I spent about 7.5 months editing in Premiere again after going head first into FCP and learning every nook and cranny of it. Of course, the programs are close enough so that all that learning in FCP really benefitted me. Using Premiere now was different than in high school obviously. It was a better program (and back on a Mac). It crashed on me, but not as often. But I got to examine it in a different way than before since I knew how I liked things to operate. Things annoyed me. Two clicks when there should be one. Interface layout funkiness. Performance issues. Instability. For the first time I was really getting to compare things fairly. I admitted to myself that Premiere wasn’t THAT bad (at CS3), and really understood that a tool is a tool – but it still drove me absolutely crazy in its glaring flaws. It was kind of like rekindling a relationship you know just isn’t going to work.
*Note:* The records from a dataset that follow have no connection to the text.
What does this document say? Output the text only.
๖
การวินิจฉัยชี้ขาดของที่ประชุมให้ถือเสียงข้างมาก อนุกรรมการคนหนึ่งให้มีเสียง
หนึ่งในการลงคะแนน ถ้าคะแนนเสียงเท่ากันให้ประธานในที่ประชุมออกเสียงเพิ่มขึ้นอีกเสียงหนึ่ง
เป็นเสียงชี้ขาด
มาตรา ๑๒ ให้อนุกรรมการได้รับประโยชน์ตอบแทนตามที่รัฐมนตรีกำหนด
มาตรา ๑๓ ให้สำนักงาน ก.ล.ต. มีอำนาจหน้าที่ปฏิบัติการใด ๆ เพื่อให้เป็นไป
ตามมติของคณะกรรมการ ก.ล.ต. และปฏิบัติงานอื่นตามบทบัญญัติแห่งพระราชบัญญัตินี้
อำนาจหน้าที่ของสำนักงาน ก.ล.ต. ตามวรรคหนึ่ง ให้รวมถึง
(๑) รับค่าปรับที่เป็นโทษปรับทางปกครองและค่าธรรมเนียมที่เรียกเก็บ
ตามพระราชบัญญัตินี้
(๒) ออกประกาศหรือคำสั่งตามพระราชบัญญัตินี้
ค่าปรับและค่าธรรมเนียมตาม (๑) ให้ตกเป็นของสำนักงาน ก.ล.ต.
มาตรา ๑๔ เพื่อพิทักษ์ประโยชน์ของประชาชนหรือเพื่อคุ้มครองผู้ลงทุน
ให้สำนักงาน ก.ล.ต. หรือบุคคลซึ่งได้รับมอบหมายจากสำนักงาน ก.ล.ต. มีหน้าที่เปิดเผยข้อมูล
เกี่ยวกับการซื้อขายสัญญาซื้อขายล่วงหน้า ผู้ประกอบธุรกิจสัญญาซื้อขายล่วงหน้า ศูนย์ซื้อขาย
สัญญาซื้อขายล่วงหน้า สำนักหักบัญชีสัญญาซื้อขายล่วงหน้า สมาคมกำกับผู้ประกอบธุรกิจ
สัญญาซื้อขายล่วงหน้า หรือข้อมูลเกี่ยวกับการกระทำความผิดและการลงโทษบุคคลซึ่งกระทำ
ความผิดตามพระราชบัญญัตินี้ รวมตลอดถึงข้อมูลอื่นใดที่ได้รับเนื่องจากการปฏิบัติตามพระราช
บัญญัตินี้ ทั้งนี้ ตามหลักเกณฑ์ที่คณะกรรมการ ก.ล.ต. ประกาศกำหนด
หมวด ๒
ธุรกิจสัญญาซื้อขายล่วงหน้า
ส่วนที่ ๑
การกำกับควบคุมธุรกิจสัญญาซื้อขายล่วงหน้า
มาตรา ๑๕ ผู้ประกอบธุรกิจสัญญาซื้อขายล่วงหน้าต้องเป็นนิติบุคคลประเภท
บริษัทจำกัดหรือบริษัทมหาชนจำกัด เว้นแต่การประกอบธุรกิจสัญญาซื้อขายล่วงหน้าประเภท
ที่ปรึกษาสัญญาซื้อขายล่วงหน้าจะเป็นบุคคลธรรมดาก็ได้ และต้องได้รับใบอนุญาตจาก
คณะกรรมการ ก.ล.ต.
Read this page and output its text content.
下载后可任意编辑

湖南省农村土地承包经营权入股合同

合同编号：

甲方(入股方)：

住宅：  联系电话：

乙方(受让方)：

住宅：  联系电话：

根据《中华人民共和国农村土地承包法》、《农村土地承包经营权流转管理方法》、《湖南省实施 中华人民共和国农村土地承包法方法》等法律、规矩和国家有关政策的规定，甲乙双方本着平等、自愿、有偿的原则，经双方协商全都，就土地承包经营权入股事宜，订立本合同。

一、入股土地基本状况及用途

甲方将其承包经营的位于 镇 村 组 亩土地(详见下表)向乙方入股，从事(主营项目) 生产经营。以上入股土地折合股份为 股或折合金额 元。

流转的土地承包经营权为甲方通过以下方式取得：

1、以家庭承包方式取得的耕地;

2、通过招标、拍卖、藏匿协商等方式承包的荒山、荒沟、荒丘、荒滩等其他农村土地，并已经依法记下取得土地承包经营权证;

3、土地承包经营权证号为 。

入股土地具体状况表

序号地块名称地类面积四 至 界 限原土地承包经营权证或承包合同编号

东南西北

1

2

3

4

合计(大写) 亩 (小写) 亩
Then before a big project, I switched everything to Final Cut and I haven’t used Premiere full on since then. I was full on in FCP for the future and beyond.
And then FCPX hit and messed everything up. Fudge.
So now we’re all sort of in NLE limbo, seeing Premiere CS6 on the horizon looking pretty good, watching Avid MC get even better and more open, and waving to FCPX in the distance, waiting (or hoping? or doubting.) that Apple will turn it around. And as we sit here, I’m team #steveavid.
I can’t help it, Premiere. FCP betrayed me and Avid has been the rock all these years, and for the section of the industry I find myself drawn toward, it seems that it’ll be sticking around a long time. You may be all new and exciting, you may have big promises and really take the editing scene by storm, but I find myself drawn to the strong presence in the background that’s been waiting to hug me when I was ready to come back. And I find it really difficult to forgive and forget all those errors and glitches and inconsistencies over the years. All the rendering and rendering and rendering. The time I was abandoned entirely. But you say “Premiere has changed! Look at this new shininess. See here? It’s a new person!’
But does anyone ever really change?
I hope this puts my strange resentment toward Premiere into perspective. We’ve had a history, and it’s been a rocky one. Will I use Premiere CS6? Probably, if a project calls for it. Like they all say, a tool is a tool. It looks great and #johnadobe seems like a cool dude and we’ll be hanging out. But seriously, my new allegiance is with #steveavid.
UPDATE: No, I’m not using Premiere anymore unless I have no choice. See explanation. That’s messed up. The heck, Adobe?